Sen-al gerçeklik
Hani bazen televizyon sarmaz da bir kitap okuyayım dersin yanına çay kahve alırsın. Bir de müzik olsun dersin açarsın televizyondaki şömineyi. Bir kasetçalardaki gibi müzik de bitmez, bir Marguez kitabı gibi okuduğun da bitmez, ateşe dalar gözlerin, ateş de bitmez. Kafan takılır; milyon yıl bir mağaranın duvarını is yapan en ilkel ve vahşi eşlikçimiz, lüks yaşantıların evcil hayvanı olarak büyük salonları ışığı ve ısısıyla aydınlatırken neden bize sahtesinin bile imitasyonu düşmüş. Kaynağını görmediğimiz, borulardan geçip metal duvarlardan silik bir şekilde odaya yayılan içimizi ısıtmaya yetmeyen “ateşin ruhunu”, sürekli kendini tekrar eden şöminenin hiç bitmeyen odunlarını seyrederken hissetmek tabi ki imkansız. Ama senin milyon yıllık evriminde ateşin başrolde olduğunu bedeninin ruhunun hatırlaması önemli değil. Sen kapalı bir mekanda kontrolun altında yanan bir ateşin barınma içgüdünü pekiştirip seni güvende hissettirdiğinin farkına varma. Aynı otoyol duvarlarının, parkların resim gibi işlenmesine, sitelerin balkonlarının, teraslarının eşsiz bahçelere dönüşmesine hayranlık duyman gibi gerçekte ruhunun doğaya hasret olduğunu farketme. Çünkü artık devir gerçeklerin değil “gibi” lerin devridir. Bu “gibi”lerin baş temsilcisi de medyadır.
Mesela şık dergiler uzak bir ülkedeki yaşantıyı öyle bir anlatırlar ki, nerede hangi saatte ne yapılıp, hangi saatte ne yenileceğine kadar talimatlarla seni kurgularlar. Sahte bir düş dünyasını gerçek gibi sunarak çevrende olan tüm sorunların benzerinin, sunulan o hayal bahçesinde olmadığına inandırırlar. Aynı sen burada metrobüs kuyruğunda ezilirken bir İsveçlinin mistik ve gizemli İstanbul sokaklarını pazar ekinden okuması gibi. Medya için önemli olan, senin yaşadığın çevrenin sorunlarının çözülüp benzer iyi şartların oluşturulması değil büyüteç altına alınan yerin ya da konunun cezbedici hale getirilip kötü noktaların büyüteçle perdelenmesidir. Parayı kaç taksitte ödeyeceğine değil satacağın cakaya heveslendirirler.

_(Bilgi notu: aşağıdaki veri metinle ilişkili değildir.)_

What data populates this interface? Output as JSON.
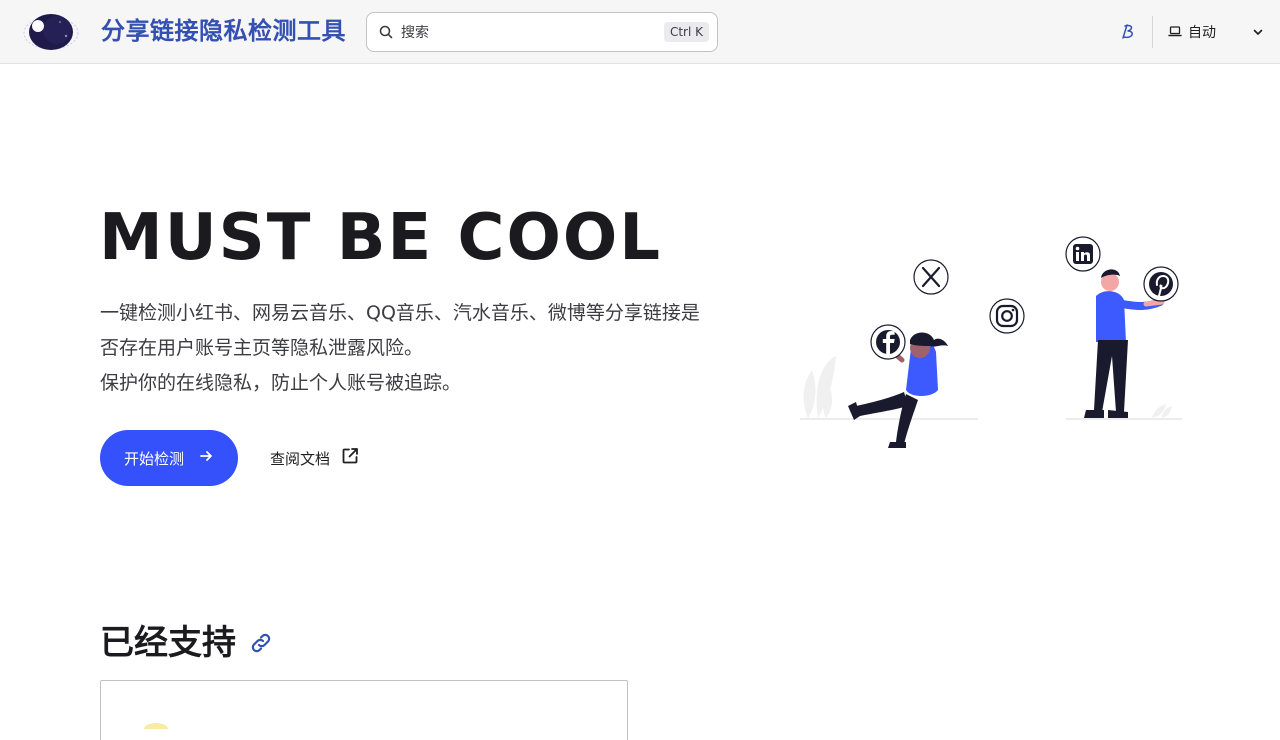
{
  "header": {
    "site_title": "分享链接隐私检测工具",
    "search": {
      "placeholder": "搜索",
      "shortcut": "Ctrl K"
    },
    "theme": {
      "label": "自动"
    }
  },
  "hero": {
    "title": "MUST BE COOL",
    "description_lines": [
      "一键检测小红书、网易云音乐、QQ音乐、汽水音乐、微博等分享链接是",
      "否存在用户账号主页等隐私泄露风险。",
      "保护你的在线隐私，防止个人账号被追踪。"
    ],
    "primary_button": "开始检测",
    "secondary_link": "查阅文档"
  },
  "illustration": {
    "social_icons": [
      "x-icon",
      "facebook-icon",
      "instagram-icon",
      "linkedin-icon",
      "pinterest-icon"
    ]
  },
  "section": {
    "title": "已经支持"
  },
  "colors": {
    "brand": "#3451b2",
    "primary_button": "#3451fb",
    "figure_shirt": "#3d5afe",
    "figure_skin_f": "#a0616a",
    "figure_skin_m": "#f2a6a6"
  }
}
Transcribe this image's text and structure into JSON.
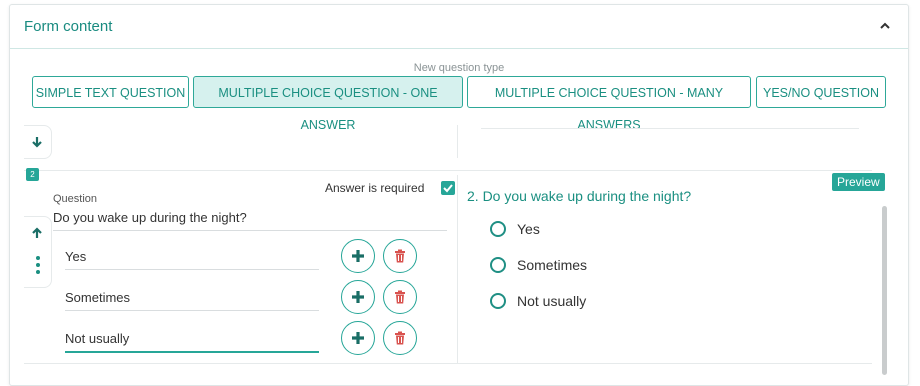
{
  "panel": {
    "title": "Form content",
    "collapse_icon": "chevron-up-icon"
  },
  "question_types": {
    "label": "New question type",
    "buttons": [
      {
        "label": "SIMPLE TEXT QUESTION",
        "active": false
      },
      {
        "label": "MULTIPLE CHOICE QUESTION - ONE ANSWER",
        "active": true
      },
      {
        "label": "MULTIPLE CHOICE QUESTION - MANY ANSWERS",
        "active": false
      },
      {
        "label": "YES/NO QUESTION",
        "active": false
      }
    ]
  },
  "question": {
    "number": "2",
    "required_label": "Answer is required",
    "required_checked": true,
    "field_label": "Question",
    "text": "Do you wake up during the night?",
    "answers": [
      "Yes",
      "Sometimes",
      "Not usually"
    ],
    "add_icon": "plus-icon",
    "delete_icon": "trash-icon"
  },
  "preview": {
    "badge": "Preview",
    "question": "2. Do you wake up during the night?",
    "options": [
      "Yes",
      "Sometimes",
      "Not usually"
    ]
  },
  "colors": {
    "accent": "#26a698",
    "delete": "#d9534f"
  }
}
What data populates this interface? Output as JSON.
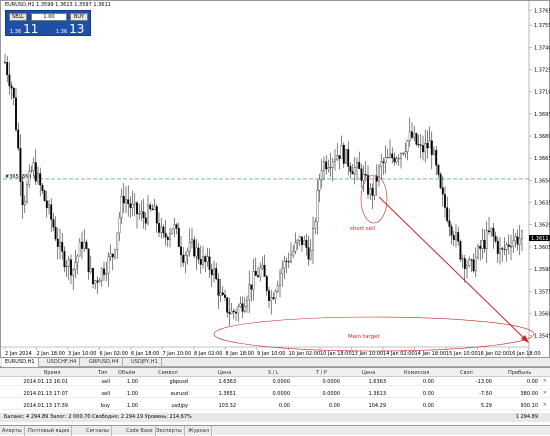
{
  "chart": {
    "symbol_label": "EURUSD,H1  1.3599 1.3613 1.3597 1.3611",
    "y_labels": [
      "1.3765",
      "1.3755",
      "1.3740",
      "1.3725",
      "1.3710",
      "1.3695",
      "1.3680",
      "1.3665",
      "1.3650",
      "1.3635",
      "1.3620",
      "1.3605",
      "1.3590",
      "1.3575",
      "1.3560",
      "1.3545"
    ],
    "current_price": "1.3611",
    "level_label": "#3651369 sell",
    "x_labels": [
      "2 Jan 2014",
      "2 Jan 18:00",
      "3 Jan 10:00",
      "6 Jan 02:00",
      "6 Jan 18:00",
      "7 Jan 10:00",
      "8 Jan 02:00",
      "8 Jan 18:00",
      "9 Jan 10:00",
      "10 Jan 02:00",
      "10 Jan 18:00",
      "13 Jan 10:00",
      "14 Jan 02:00",
      "14 Jan 18:00",
      "15 Jan 10:00",
      "16 Jan 02:00",
      "16 Jan 18:00"
    ],
    "annotation_short": "short sell",
    "annotation_target": "Main target",
    "colors": {
      "candle": "#000000",
      "level": "#2e8b57",
      "annotation": "#cc2222",
      "axis": "#888888"
    }
  },
  "trade_panel": {
    "sell_label": "SELL",
    "buy_label": "BUY",
    "lot_value": "1.00",
    "sell_small": "1.36",
    "sell_big": "11",
    "buy_small": "1.36",
    "buy_big": "13"
  },
  "chart_tabs": [
    "EURUSD,H1",
    "USDCHF,H4",
    "GBPUSD,H4",
    "USDJPY,H1"
  ],
  "terminal": {
    "headers": [
      "Время",
      "Тип",
      "Объём",
      "Символ",
      "Цена",
      "S / L",
      "T / P",
      "Цена",
      "Комиссия",
      "Своп",
      "Прибыль"
    ],
    "rows": [
      [
        "2014.01.13 16:01",
        "sell",
        "1.00",
        "gbpusd",
        "1.6363",
        "0.0000",
        "0.0000",
        "1.6363",
        "0.00",
        "-13.00",
        "0.00"
      ],
      [
        "2014.01.13 17:07",
        "sell",
        "1.00",
        "eurusd",
        "1.3651",
        "0.0000",
        "0.0000",
        "1.3613",
        "0.00",
        "-7.50",
        "380.00"
      ],
      [
        "2014.01.13 17:39",
        "buy",
        "1.00",
        "usdjpy",
        "103.32",
        "0.00",
        "0.00",
        "104.29",
        "0.00",
        "5.29",
        "930.10"
      ]
    ],
    "balance": "Баланс: 4 294.89  Залог: 2 000.70  Свободно: 2 294.19  Уровень: 214.67%",
    "total_profit": "1 294.89"
  },
  "bottom_tabs": [
    "Алерты",
    "Почтовый ящик",
    "Сигналы",
    "Code Base",
    "Эксперты",
    "Журнал"
  ]
}
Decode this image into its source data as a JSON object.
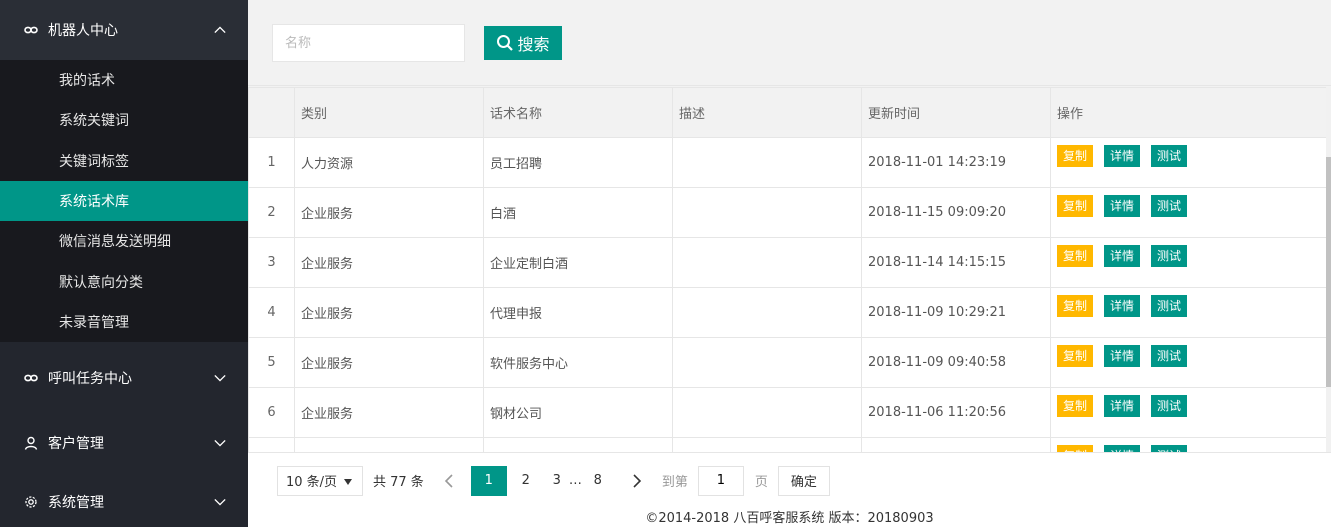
{
  "sidebar": {
    "groups": [
      {
        "label": "机器人中心",
        "icon": "link-icon",
        "expanded": true,
        "children": [
          {
            "label": "我的话术"
          },
          {
            "label": "系统关键词"
          },
          {
            "label": "关键词标签"
          },
          {
            "label": "系统话术库",
            "active": true
          },
          {
            "label": "微信消息发送明细"
          },
          {
            "label": "默认意向分类"
          },
          {
            "label": "未录音管理"
          }
        ]
      },
      {
        "label": "呼叫任务中心",
        "icon": "link-icon",
        "expanded": false
      },
      {
        "label": "客户管理",
        "icon": "user-icon",
        "expanded": false
      },
      {
        "label": "系统管理",
        "icon": "gear-icon",
        "expanded": false
      }
    ]
  },
  "search": {
    "placeholder": "名称",
    "button_label": "搜索"
  },
  "table": {
    "headers": [
      "",
      "类别",
      "话术名称",
      "描述",
      "更新时间",
      "操作"
    ],
    "rows": [
      {
        "num": "1",
        "category": "人力资源",
        "name": "员工招聘",
        "desc": "",
        "updated": "2018-11-01 14:23:19"
      },
      {
        "num": "2",
        "category": "企业服务",
        "name": "白酒",
        "desc": "",
        "updated": "2018-11-15 09:09:20"
      },
      {
        "num": "3",
        "category": "企业服务",
        "name": "企业定制白酒",
        "desc": "",
        "updated": "2018-11-14 14:15:15"
      },
      {
        "num": "4",
        "category": "企业服务",
        "name": "代理申报",
        "desc": "",
        "updated": "2018-11-09 10:29:21"
      },
      {
        "num": "5",
        "category": "企业服务",
        "name": "软件服务中心",
        "desc": "",
        "updated": "2018-11-09 09:40:58"
      },
      {
        "num": "6",
        "category": "企业服务",
        "name": "钢材公司",
        "desc": "",
        "updated": "2018-11-06 11:20:56"
      },
      {
        "num": "",
        "category": "",
        "name": "",
        "desc": "",
        "updated": ""
      }
    ],
    "actions": {
      "copy": "复制",
      "detail": "详情",
      "test": "测试"
    },
    "colors": {
      "copy": "#ffb800",
      "detail": "#009688",
      "test": "#009688"
    }
  },
  "pagination": {
    "per_page": "10 条/页",
    "total": "共 77 条",
    "pages": [
      "1",
      "2",
      "3"
    ],
    "ellipsis": "…",
    "last_page": "8",
    "current": "1",
    "goto_label": "到第",
    "goto_value": "1",
    "page_suffix": "页",
    "confirm": "确定"
  },
  "footer": "©2014-2018 八百呼客服系统 版本：20180903",
  "colors": {
    "accent": "#009688",
    "sidebar_bg": "#23262e",
    "warn": "#ffb800"
  }
}
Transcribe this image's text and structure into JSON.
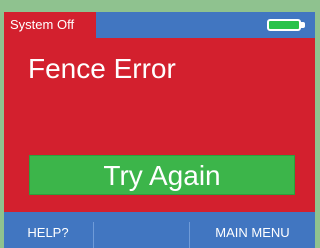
{
  "status_bar": {
    "system_state": "System Off",
    "battery_icon": "battery-full-icon",
    "battery_color": "#29c24a"
  },
  "main": {
    "error_title": "Fence Error",
    "try_again_label": "Try Again"
  },
  "bottom_bar": {
    "help_label": "HELP?",
    "middle_label": "",
    "main_menu_label": "MAIN MENU"
  },
  "colors": {
    "error_background": "#d3202e",
    "bar_background": "#4176c1",
    "button_background": "#3cb54a",
    "frame": "#8fc28f"
  }
}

Medya, gereklilik olarak sunulan hayal dünyasının senaristleri ve tüketim ekonomisinin “bitmemek” argümanının bekçileridir. Oysa ki bitmeyen her şey değersizdir. Roland Barthes’in dediği gibi medya her zaman iki çelişkin yol izler: bir yandan çılgın bir barok biçemi yardımıyla doğadan kaçar, (köstebek misali süslü metroyla yolculuklarımız gibi) bir yandan da acayip bir yapmacıklıkla onu yeniden kurmaya çalışır. (TV’de kamp ateşi, balkonda bahçe gibi…) Öte yandan medya beslendiği “bilinçli” kitlenin tepkisini çekmemek için, siyasi, ekolojik, ekonomik sorunlardan kaçış yolu olarak da STK’ları destekliyor gözükerek sınıfsal mücadelesi vicdani rahatlamaya indirgenmiş kitleler yaratır. Böylelikle sen kullandığın pet şişenin % 95’inin doğaya karıştığını düşünmeden, sağa sola asılmış pet şişelere, engellilere sandalye için mavi kapakları atarak rahatlarsın. Oysa ki esas olan, tüm medya yayınlarının kör ve sağırlaştırmak için değil gerçek körler ve sağırlar için de yapılmasıdır ama bu maliyetlidir.